Un émiettement territorial politique

Quand la commune de Sébikotane naquit d'un croisement entre un enjeu politique local et des complicités à la tête de l'Etat.

"Vous savez, Sébikotane a eu un parcours assez impressionnant. De simple localité, elle est passée communauté rurale avant d'être aujourd'hui une commune.

Nous faisions partie dans le temps de la grande commune de Rufisque d'un point de vue administratif. En fait, il n'y avait pas un réel sentiment d'appartenance parce que le chef lieu de commune était trop éloigné et les décisions se prenaient à un niveau qui n'entraînait pas notre adhésion. Il y avait aussi un certain déséquilibre entre le niveau de vie des populations urbaines de Rufisque et celui des populations rurales de Sébikotane. Il faut reconnaître que l'existence au sein d'une même commune d'un milieu urbain et d'un milieu rural ne facilite pas les choses. Au plan politique, le député maire était à Rufisque et je n'ai jamais pu l'accepter parce qu'il ne gérait pas nos problèmes. Alors j'ai toujours pensé qu'il fallait que nous soyons plus responsabilisés pour prendre en charge nos problèmes nous-mêmes et ici sur place. Surtout pas dans un souci de "séparatisme" mais pour que les populations locales s'approprient les choses.

C'est dans ce contexte que Sébikotane a eu le statut de collectivité locale en devenant communauté rurale en 1984. Ce premier passage de Sébikotane en communauté rurale aurait pu être bénéfique mais malheureusement le découpage de la collectivité locale a été mal étudié et d'autres frustrations sont nées.

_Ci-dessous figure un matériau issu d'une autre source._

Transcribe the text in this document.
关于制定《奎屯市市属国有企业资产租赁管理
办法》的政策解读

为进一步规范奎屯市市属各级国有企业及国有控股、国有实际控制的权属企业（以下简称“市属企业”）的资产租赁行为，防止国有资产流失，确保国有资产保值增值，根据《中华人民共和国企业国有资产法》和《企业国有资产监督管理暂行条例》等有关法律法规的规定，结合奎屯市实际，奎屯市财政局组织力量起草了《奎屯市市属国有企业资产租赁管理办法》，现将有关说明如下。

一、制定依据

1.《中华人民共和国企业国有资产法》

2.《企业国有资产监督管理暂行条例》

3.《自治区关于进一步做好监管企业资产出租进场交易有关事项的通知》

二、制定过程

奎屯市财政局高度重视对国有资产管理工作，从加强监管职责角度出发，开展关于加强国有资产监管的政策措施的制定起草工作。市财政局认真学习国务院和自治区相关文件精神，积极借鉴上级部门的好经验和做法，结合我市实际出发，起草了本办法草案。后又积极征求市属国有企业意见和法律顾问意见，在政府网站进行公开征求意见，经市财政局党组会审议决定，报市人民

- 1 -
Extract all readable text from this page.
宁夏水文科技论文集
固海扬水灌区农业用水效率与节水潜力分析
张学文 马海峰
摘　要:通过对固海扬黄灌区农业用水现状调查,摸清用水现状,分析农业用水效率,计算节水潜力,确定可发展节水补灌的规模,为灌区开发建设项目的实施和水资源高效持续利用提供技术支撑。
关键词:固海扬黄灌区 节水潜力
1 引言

Par exemple, on a mis Yène et Sébikotane ensemble alors que d'un point de vue culturel, social et économique, les deux localités présentent des différences notoires. La zone de Yène, c'est des pêcheurs plutôt tournés vers la Gambie, la Guinée Bissau. Donc c'est des gens qui ne pêchent pas sur place, c'est des migrants. Ici par contre, les gens sont sédentaires et vivent de l'agriculture et de l'élevage. Yène est un peu enclavé par rapport à Sébikotane et sont distantes d'au moins 15 km. Les populations de Yène sont plus tournées vers Diamniadio et Bargny. Sébikotane n'est pas leur "région naturelle". Je me suis souvent rendu à Yène et j'ai toujours constaté qu'ils n'étaient pas à l'aise dans cette communauté rurale.

C'est vrai que ces deux entités n'avaient pas les mêmes réalités et en 1996, Sébikotane est devenue une commune. Mais, il faut l'avouer, c'est surtout des motivations politiques qui nous ont poussés à nous séparer de Yène. Il y avait un problème de leadership, une guerre de courants, de tendances au sein de notre parti qui frustrait beaucoup les gens de Sébikotane. A Sébikotane, nous n'avions pas le même candidat que le ministre, responsable politique qui habitait Yène. Nous avions alors pensé créer une entité distincte sur laquelle le ministre, responsable politique n'aurait aucun pouvoir, aucune influence. Et la seule voie était de profiter de la réforme de décentralisation pour devenir commune. Bien entendu, ce passage de communauté rurale à commune nous pose beaucoup de difficultés notamment financières. Par exemple contrairement à la communauté rurale, la commune paie l'éclairage public qui nous revient à 2.500.000 F par mois ; elle paie aussi le loyer de l'hôtel de ville pou

r 180.000 F par mois et nous avons des arriérés de 3.000.000 de francs. En 5 ans, nous n'avons même pas réalisé le tiers de notre programme alors que le bilan de la communauté rurale était globalement positif. Vous voyez donc que l'on perd beaucoup d'avantages en devenant commune. La seule compensation est morale. Les populations se sentent libérées et sentent qu'elles ont quelque chose qui leur appartient.

C'était un enjeu politique terrible et il y a eu des complicités à la tête de l'Etat qui ont fait que la commune a été créée dans un espace assez restreint."